Vermont’s “SUN” Exemption
Vermont’s “Vermont Solar/Utilility No-Action” (charismatically abbreviated “SUN”) community solar exemption gets right what Oregon’s statute does not. Rather than exempt only solar cooperatives and impose a blanket set of restrictions on them, the SUN exemption recognizes that different groups of investors deserve different levels of consumer protection. The SUN exemption breaks down the potential groups into four sub-categories, each comprising a different set of potential investors. For example, a potential group of investors expecting to enter into long-term agreements without a termination right rightly deserves a substantial amount of information before making a decision. The SUN act therefore places significant disclosure requirements and advertising restrictions on the “Financing Exemption” group. On the other hand, a small group of neighbors, friends, or family (e.g. cooperative) wanting to invest in a community solar project may need less protection. Vermont’s “de minimis” exemption therefore provides such a group with a blanket, self-executing exemption that requires no disclosures.
Vermont is a state with a significant amount of support for, and investment in, renewable energy. If this relatively new exemption proves successful in spurring more community solar development there, its well-crafted model should serve as an example for other states.
The Proposed Federal Crowdfunding Exemption
Exemptions occur at the federal level as well. Recently, the SEC proposed rules that would flesh out securities requirements for crowdfunding under the Jumpstart Our Business Startups (“JOBS”) Act. Crowdfunding, as I discussed in Part 2 of my community solar blog series, has emerged as a potential way to fund community solar projects through small online donations or investments. Though the rules are not yet finalized, they will likely attempt to strike a balance between providing adequate investor protection and easing the burden on startups that operate through the crowdfunding mechanism. Potential ways of doing this include requiring certain disclosures to potential investors and imposing restrictions on available funding platforms.
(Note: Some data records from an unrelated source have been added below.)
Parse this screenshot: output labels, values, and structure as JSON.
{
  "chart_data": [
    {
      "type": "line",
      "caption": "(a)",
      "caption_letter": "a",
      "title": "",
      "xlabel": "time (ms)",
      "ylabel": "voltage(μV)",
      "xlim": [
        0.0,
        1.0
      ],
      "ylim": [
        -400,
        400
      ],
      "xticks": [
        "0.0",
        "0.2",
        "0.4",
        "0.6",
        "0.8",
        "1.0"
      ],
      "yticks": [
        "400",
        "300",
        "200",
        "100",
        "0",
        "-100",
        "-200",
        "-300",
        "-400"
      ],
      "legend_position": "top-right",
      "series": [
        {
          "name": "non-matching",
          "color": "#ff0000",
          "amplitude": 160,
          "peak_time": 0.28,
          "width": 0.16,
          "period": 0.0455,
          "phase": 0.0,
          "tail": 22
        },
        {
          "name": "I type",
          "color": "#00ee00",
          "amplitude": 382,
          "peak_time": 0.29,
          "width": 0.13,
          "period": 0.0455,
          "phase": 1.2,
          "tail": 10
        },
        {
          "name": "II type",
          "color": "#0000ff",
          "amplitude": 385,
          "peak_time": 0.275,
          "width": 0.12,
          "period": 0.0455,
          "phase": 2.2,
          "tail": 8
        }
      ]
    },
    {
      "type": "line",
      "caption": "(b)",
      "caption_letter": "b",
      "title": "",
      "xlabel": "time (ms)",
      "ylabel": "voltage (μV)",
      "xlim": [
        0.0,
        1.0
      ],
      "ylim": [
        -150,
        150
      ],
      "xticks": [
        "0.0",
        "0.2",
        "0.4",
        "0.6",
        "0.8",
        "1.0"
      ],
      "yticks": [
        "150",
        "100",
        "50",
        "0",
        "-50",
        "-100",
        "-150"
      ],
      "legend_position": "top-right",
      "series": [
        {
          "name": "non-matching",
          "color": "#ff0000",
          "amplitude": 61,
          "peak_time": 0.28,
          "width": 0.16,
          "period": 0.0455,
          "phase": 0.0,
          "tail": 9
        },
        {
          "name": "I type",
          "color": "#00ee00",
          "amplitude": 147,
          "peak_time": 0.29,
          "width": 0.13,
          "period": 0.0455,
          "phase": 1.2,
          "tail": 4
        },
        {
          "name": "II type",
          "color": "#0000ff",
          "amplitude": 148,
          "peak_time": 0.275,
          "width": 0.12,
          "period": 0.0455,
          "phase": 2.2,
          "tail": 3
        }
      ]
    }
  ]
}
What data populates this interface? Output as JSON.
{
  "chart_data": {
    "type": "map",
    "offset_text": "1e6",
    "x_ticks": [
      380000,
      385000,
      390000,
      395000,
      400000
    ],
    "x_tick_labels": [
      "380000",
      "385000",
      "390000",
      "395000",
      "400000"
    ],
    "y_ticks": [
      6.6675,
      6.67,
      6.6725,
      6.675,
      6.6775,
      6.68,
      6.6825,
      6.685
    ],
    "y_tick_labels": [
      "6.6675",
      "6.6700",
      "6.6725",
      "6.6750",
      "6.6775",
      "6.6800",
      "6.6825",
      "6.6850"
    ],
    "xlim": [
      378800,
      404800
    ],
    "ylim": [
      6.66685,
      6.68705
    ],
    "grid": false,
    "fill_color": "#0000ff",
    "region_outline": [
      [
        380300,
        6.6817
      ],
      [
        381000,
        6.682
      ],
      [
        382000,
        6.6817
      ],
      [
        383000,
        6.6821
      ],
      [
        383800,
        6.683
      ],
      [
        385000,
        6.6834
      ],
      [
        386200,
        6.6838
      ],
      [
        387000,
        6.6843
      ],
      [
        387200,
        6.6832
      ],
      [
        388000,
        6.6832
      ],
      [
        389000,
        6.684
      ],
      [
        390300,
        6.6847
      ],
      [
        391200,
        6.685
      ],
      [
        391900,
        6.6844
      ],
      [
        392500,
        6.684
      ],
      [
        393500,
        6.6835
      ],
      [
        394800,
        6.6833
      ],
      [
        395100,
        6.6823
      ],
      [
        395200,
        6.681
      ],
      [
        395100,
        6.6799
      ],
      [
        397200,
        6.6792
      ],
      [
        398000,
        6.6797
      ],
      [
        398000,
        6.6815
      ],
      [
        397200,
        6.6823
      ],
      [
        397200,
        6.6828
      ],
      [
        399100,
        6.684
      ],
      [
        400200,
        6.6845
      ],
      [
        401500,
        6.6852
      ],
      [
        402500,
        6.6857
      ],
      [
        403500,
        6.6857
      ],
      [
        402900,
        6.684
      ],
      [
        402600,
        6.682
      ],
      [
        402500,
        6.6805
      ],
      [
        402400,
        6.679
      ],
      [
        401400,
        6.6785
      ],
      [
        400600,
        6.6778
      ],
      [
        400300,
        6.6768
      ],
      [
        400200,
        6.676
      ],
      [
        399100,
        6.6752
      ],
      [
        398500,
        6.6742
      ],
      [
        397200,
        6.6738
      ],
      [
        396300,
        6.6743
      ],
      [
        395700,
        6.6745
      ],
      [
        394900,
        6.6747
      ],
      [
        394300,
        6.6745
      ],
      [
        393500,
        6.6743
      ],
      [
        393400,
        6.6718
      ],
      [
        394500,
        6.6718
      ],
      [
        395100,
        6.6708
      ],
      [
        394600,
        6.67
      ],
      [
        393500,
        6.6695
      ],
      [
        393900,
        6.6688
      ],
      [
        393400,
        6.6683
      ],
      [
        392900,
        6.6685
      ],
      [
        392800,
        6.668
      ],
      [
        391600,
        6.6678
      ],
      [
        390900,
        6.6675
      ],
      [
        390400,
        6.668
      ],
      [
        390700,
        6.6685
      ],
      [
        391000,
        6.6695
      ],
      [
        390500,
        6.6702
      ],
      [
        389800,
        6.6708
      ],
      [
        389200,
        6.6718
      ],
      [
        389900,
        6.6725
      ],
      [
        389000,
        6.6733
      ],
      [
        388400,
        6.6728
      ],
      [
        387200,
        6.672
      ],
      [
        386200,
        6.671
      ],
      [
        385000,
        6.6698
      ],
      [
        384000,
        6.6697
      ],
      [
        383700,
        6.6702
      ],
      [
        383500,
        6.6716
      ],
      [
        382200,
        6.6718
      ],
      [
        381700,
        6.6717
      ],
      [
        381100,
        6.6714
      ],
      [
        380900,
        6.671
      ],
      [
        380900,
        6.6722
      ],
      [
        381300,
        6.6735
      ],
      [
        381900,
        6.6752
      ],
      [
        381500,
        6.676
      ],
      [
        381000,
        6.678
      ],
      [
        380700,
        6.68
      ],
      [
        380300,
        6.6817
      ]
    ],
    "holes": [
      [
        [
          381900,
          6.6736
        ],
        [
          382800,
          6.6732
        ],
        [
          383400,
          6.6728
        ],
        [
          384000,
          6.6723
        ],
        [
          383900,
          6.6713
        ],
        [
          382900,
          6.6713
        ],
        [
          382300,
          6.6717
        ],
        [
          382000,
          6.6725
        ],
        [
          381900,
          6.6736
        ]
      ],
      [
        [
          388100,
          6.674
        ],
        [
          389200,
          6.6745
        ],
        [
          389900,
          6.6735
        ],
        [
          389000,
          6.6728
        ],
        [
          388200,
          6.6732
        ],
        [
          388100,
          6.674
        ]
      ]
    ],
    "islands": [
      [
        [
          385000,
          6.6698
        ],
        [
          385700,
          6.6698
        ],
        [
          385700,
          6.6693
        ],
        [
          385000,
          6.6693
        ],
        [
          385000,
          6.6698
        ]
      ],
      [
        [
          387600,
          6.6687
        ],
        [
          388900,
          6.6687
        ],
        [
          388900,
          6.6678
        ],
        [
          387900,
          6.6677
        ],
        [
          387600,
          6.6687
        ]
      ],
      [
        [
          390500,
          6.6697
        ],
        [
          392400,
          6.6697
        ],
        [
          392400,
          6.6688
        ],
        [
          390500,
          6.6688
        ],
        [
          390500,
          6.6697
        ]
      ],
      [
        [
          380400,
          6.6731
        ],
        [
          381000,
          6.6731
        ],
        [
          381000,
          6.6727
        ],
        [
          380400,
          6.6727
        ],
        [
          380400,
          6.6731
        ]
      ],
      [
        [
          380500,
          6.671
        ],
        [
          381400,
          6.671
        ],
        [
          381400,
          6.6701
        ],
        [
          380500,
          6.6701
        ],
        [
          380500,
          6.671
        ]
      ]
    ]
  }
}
Providing adequate investor protections while fostering the development of community solar projects is a difficult balance to strike. The regulations and statutes discussed above at the very least make attempts at doing both, with varying degrees of success. Perhaps once the community solar concept gains more traction, regulators and lawmakers will be less weary of questionable investment schemes and more willing to require less costly disclosure processes. Ideally, the SEC and states should craft exemptions similar to Vermont’s, recognizing that not all community solar models are cut from the same cloth. Until then, though, those seeking to form community solar entities will likely have to continue navigating the gnarly weeds of securities filings requirements and exemption regulations.